Buralarda olmadığım günlerde eylülde yapılacak Yabancı Dil Sınavı için çalışmaya başladım. İngilizcem B1 - B2 seviyesinde gidip geliyor senelerdir. İş yerinde de kullanıyorum ama tamamen tembellikten seviyesi neyse o halinde bıraktım, ite kaka kullandım, hiç üzerine eklemedim. Şimdi hem C1 - C2'ye çıkarmak istiyorum hem de sınavda iyi bir puan almayı hedefliyorum. O yüzden bulabildiğim her boş zamanda ders çalışmaya - soru çözmeye başladım ama yine de çok yavaş ilerliyor. Hızlanmam lazım.
Bunlar dışında son zamanlarda evi çok kendi haline bırakmıştım. Almış başını gitmişti. Biraz temizlik ve derleme toparlama yaptım. Yine de yapılacak çok iş var tabi ki ama bir nebze de olsa pis - dağınık halinden kurtuldu. Bu da hoşuma gitti. Daha da yapasım var o yüzden :O).

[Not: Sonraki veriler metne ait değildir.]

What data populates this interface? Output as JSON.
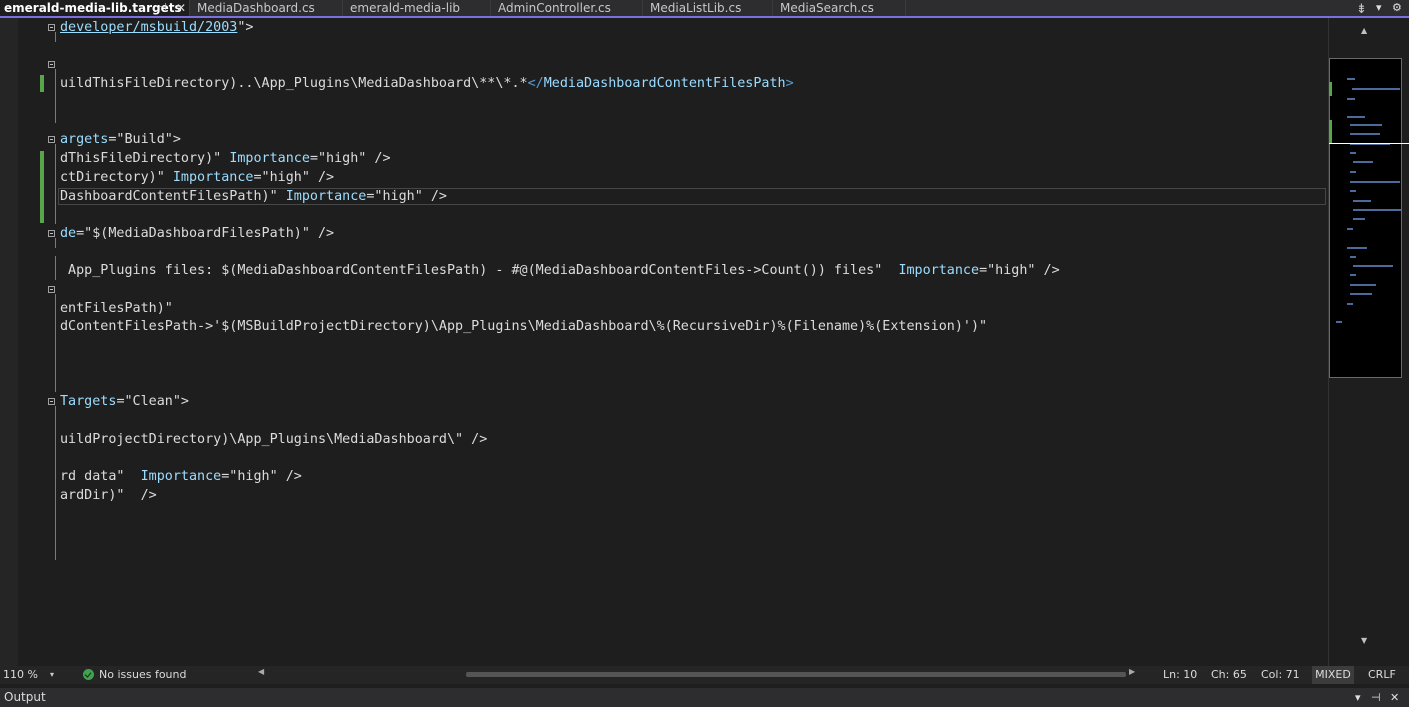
{
  "tabs": [
    {
      "label": "emerald-media-lib.targets",
      "active": true
    },
    {
      "label": "MediaDashboard.cs"
    },
    {
      "label": "emerald-media-lib"
    },
    {
      "label": "AdminController.cs"
    },
    {
      "label": "MediaListLib.cs"
    },
    {
      "label": "MediaSearch.cs"
    }
  ],
  "tab_controls": {
    "pin": "⊣",
    "close": "✕",
    "overflow": "▾",
    "settings": "⚙"
  },
  "code": {
    "l1_a": "developer/msbuild/2003",
    "l1_b": "\">",
    "l2_a": "uildThisFileDirectory)..\\App_Plugins\\MediaDashboard\\**\\*.*",
    "l2_b": "</",
    "l2_c": "MediaDashboardContentFilesPath",
    "l2_d": ">",
    "l3_a": "argets",
    "l3_b": "=\"Build\">",
    "l4_a": "dThisFileDirectory)\" ",
    "l4_b": "Importance",
    "l4_c": "=\"high\" />",
    "l5_a": "ctDirectory)\" ",
    "l5_b": "Importance",
    "l5_c": "=\"high\" />",
    "l6_a": "DashboardContentFilesPath)\" ",
    "l6_b": "Importance",
    "l6_c": "=\"high\" />",
    "l7_a": "de",
    "l7_b": "=\"$(MediaDashboardFilesPath)\" />",
    "l8_a": " App_Plugins files: $(MediaDashboardContentFilesPath) - #@(MediaDashboardContentFiles->Count()) files\"  ",
    "l8_b": "Importance",
    "l8_c": "=\"high\" />",
    "l9_a": "entFilesPath)\"",
    "l10_a": "dContentFilesPath->'$(MSBuildProjectDirectory)\\App_Plugins\\MediaDashboard\\%(RecursiveDir)%(Filename)%(Extension)')\"",
    "l11_a": "Targets",
    "l11_b": "=\"Clean\">",
    "l12_a": "uildProjectDirectory)\\App_Plugins\\MediaDashboard\\\" />",
    "l13_a": "rd data\"  ",
    "l13_b": "Importance",
    "l13_c": "=\"high\" />",
    "l14_a": "ardDir)\"  />"
  },
  "status": {
    "zoom": "110 %",
    "zoom_arrow": "▾",
    "issues": "No issues found",
    "ln": "Ln: 10",
    "ch": "Ch: 65",
    "col": "Col: 71",
    "encoding_mode": "MIXED",
    "line_ending": "CRLF"
  },
  "output_panel": {
    "title": "Output",
    "controls": [
      "▾",
      "⊣",
      "✕"
    ]
  },
  "colors": {
    "accent": "#7c6fe0",
    "attribute": "#9cdcfe",
    "tag": "#569cd6",
    "change_marker": "#57a64a"
  }
}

Mesela, geçen haftaki izin günümde Üç senedir hiç toplamadığım kitaplığımı düzenledim. Üç bine yakın kitabım olduğunu düşünürsek muazzam bir iş. Bir günümü aldı. Yine de tam istediğim gibi olmadı. Düzenlenecek beş altı rafım daha var. Holde de üç kitaplığım var. Oraya hiç girmedim bile, sadece çalışma odasını yapabildim. Komple tüm kitaplığı boşalttım, tüm rafların tozunu aldım. Her yere tıkıştırdığım kitapları düzenledim. Aynı yazarların kitaplarını bir araya getirdim. Polisiye, fantastik, kişisel gelişim ya da roman gibi türleri yakın raflarda kümeledim. Okuyup da sahip olmak istemediğim birkaç kitabı kütüphaneye bağışlamak üzere ayırdım. Henüz okumadıklarımı bir araya getirdim. Yoruldum ama bir yandan da çok keyif aldım. Kitaplığımla ilgilenmeyi özlemişim.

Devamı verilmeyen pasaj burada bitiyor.